Si paciente orina se debe reponer solución K para prevenir hipokalemia severa, tetania e íleo paralítico
Aporte para evitar hipokalemia: 20 a 40 mEq/L
En Insuficiencia Renal se pospone reposición de potasio porque el potasio no está perdiendo por la orina.
Estado de la Función Renal
La mayoría de las alteraciones en la función renal se deben a condiciones prerrenales (deshidratación).

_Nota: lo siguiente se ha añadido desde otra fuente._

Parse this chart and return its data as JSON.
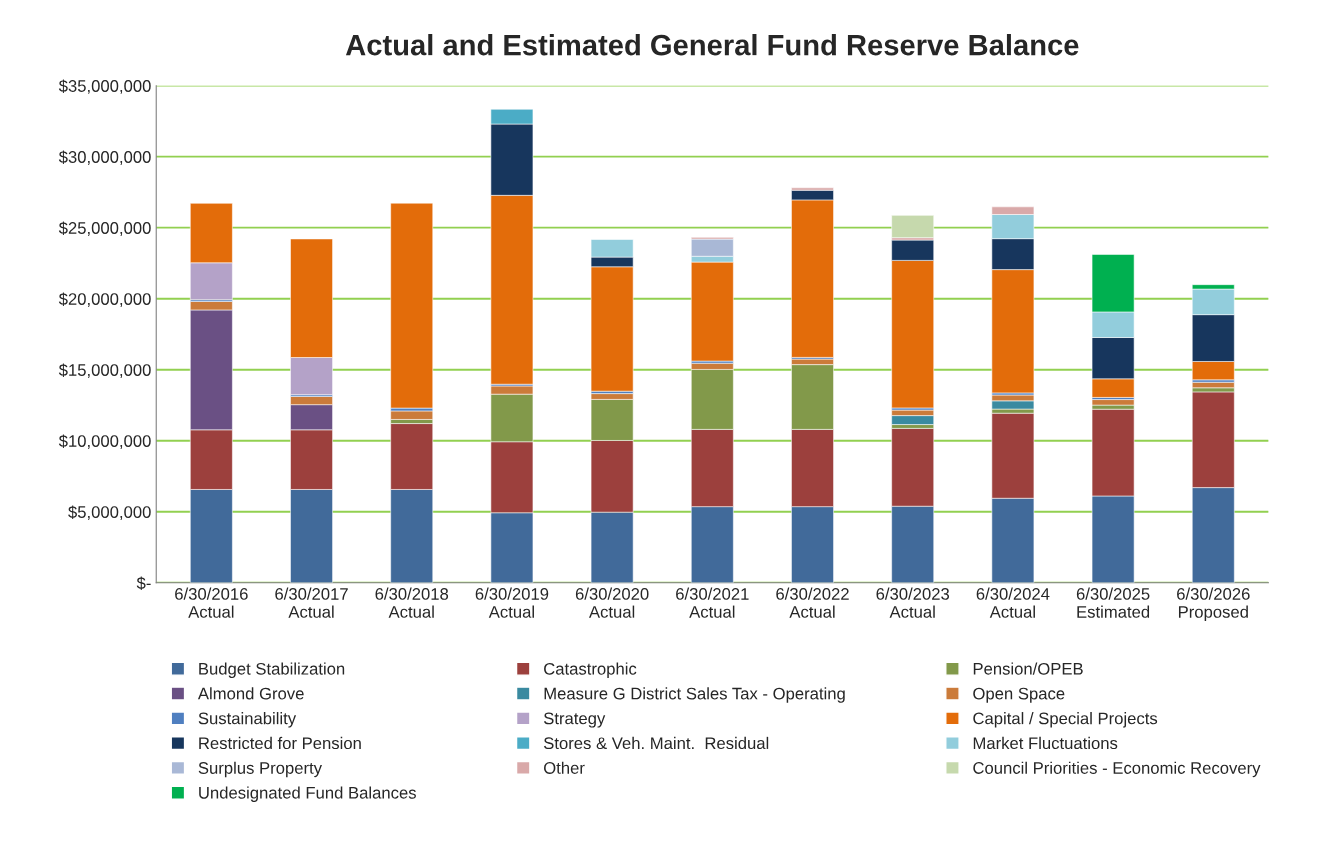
{
  "chart_data": {
    "type": "bar",
    "stacked": true,
    "title": "Actual and Estimated General Fund Reserve Balance",
    "categories": [
      "6/30/2016\nActual",
      "6/30/2017\nActual",
      "6/30/2018\nActual",
      "6/30/2019\nActual",
      "6/30/2020\nActual",
      "6/30/2021\nActual",
      "6/30/2022\nActual",
      "6/30/2023\nActual",
      "6/30/2024\nActual",
      "6/30/2025\nEstimated",
      "6/30/2026\nProposed"
    ],
    "ylim": [
      0,
      35000000
    ],
    "yticks": [
      {
        "value": 0,
        "label": "$-"
      },
      {
        "value": 5000000,
        "label": "$5,000,000"
      },
      {
        "value": 10000000,
        "label": "$10,000,000"
      },
      {
        "value": 15000000,
        "label": "$15,000,000"
      },
      {
        "value": 20000000,
        "label": "$20,000,000"
      },
      {
        "value": 25000000,
        "label": "$25,000,000"
      },
      {
        "value": 30000000,
        "label": "$30,000,000"
      },
      {
        "value": 35000000,
        "label": "$35,000,000"
      }
    ],
    "grid": "y",
    "legend": "bottom",
    "series": [
      {
        "name": "Budget Stabilization",
        "color": "#416a9a",
        "values": [
          6570000,
          6570000,
          6570000,
          4930000,
          4970000,
          5360000,
          5360000,
          5390000,
          5950000,
          6110000,
          6700000
        ]
      },
      {
        "name": "Catastrophic",
        "color": "#9c403d",
        "values": [
          4200000,
          4200000,
          4640000,
          5000000,
          5050000,
          5440000,
          5440000,
          5480000,
          5990000,
          6110000,
          6740000
        ]
      },
      {
        "name": "Pension/OPEB",
        "color": "#82994a",
        "values": [
          null,
          null,
          290000,
          3350000,
          2890000,
          4220000,
          4560000,
          270000,
          290000,
          290000,
          290000
        ]
      },
      {
        "name": "Almond Grove",
        "color": "#6a5084",
        "values": [
          8440000,
          1770000,
          null,
          null,
          null,
          null,
          null,
          null,
          null,
          null,
          null
        ]
      },
      {
        "name": "Measure G District Sales Tax - Operating",
        "color": "#3a8aa0",
        "values": [
          null,
          null,
          null,
          null,
          null,
          null,
          null,
          630000,
          580000,
          null,
          null
        ]
      },
      {
        "name": "Open Space",
        "color": "#cb7b3a",
        "values": [
          600000,
          580000,
          600000,
          580000,
          410000,
          440000,
          390000,
          390000,
          410000,
          390000,
          390000
        ]
      },
      {
        "name": "Sustainability",
        "color": "#4f7fc0",
        "values": [
          120000,
          120000,
          200000,
          120000,
          170000,
          150000,
          120000,
          150000,
          150000,
          150000,
          170000
        ]
      },
      {
        "name": "Strategy",
        "color": "#b4a2c8",
        "values": [
          2600000,
          2620000,
          null,
          null,
          null,
          null,
          null,
          null,
          null,
          null,
          null
        ]
      },
      {
        "name": "Capital / Special Projects",
        "color": "#e36c0a",
        "values": [
          4190000,
          8350000,
          14430000,
          13300000,
          8760000,
          6970000,
          11090000,
          10390000,
          8680000,
          1310000,
          1290000
        ]
      },
      {
        "name": "Restricted for Pension",
        "color": "#17365d",
        "values": [
          null,
          null,
          null,
          5020000,
          680000,
          null,
          680000,
          1430000,
          2180000,
          2910000,
          3300000
        ]
      },
      {
        "name": "Stores & Veh. Maint.  Residual",
        "color": "#4bacc6",
        "values": [
          null,
          null,
          null,
          1040000,
          null,
          null,
          null,
          null,
          null,
          null,
          null
        ]
      },
      {
        "name": "Market Fluctuations",
        "color": "#92cddc",
        "values": [
          null,
          null,
          null,
          null,
          1240000,
          410000,
          null,
          null,
          1700000,
          1800000,
          1800000
        ]
      },
      {
        "name": "Surplus Property",
        "color": "#a9b8d6",
        "values": [
          null,
          null,
          null,
          null,
          null,
          1210000,
          null,
          null,
          null,
          null,
          null
        ]
      },
      {
        "name": "Other",
        "color": "#d9a9a9",
        "values": [
          null,
          null,
          null,
          null,
          null,
          120000,
          170000,
          170000,
          540000,
          null,
          null
        ]
      },
      {
        "name": "Council Priorities - Economic Recovery",
        "color": "#c6d9ad",
        "values": [
          null,
          null,
          null,
          null,
          null,
          null,
          null,
          1570000,
          null,
          null,
          null
        ]
      },
      {
        "name": "Undesignated Fund Balances",
        "color": "#00b050",
        "values": [
          null,
          null,
          null,
          null,
          null,
          null,
          null,
          null,
          null,
          4050000,
          310000
        ]
      }
    ]
  }
}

Si es prerrenal probablemente con el aporte de líquidos corrija. Si es renal hay que tener cuidado porque se le
está dando mayor cantidad de liquido a un paciente que va a durar más tiempo en recuperarse que una IRA prerrenal.
Ejemplo
Paciente de 2 años con vómitos, EDA, peso inicial 16 kg, actual 15 kg, Na plasma 145mg/dl, Creat. 1,1mg/dl, urea
30mg/l, pH 7,2, HC03 13mEq, K sérico 2,5 mg/dl.
Creatinina Lo normal es que esté menor a 1, pero en niños prematuros o de bajo peso una creatinina de 0,8 es
anormal (depende mucho del peso del niño). Entre menos masa muscular del niño (más pequeño), menor creatinina.
TRATAMIENTO:
Sol 90 a 400 cc en 1 hora IV. (tiene potasio, lo que ayuda a corregir la hipocalemia y acetato que ayuda a
corregir la acidosis).
Valorar el estado de hidratación y repetir estudios.
No agregar potasio ni bicarbonato.
Esperaría que la IRA se corrija con la hidratación.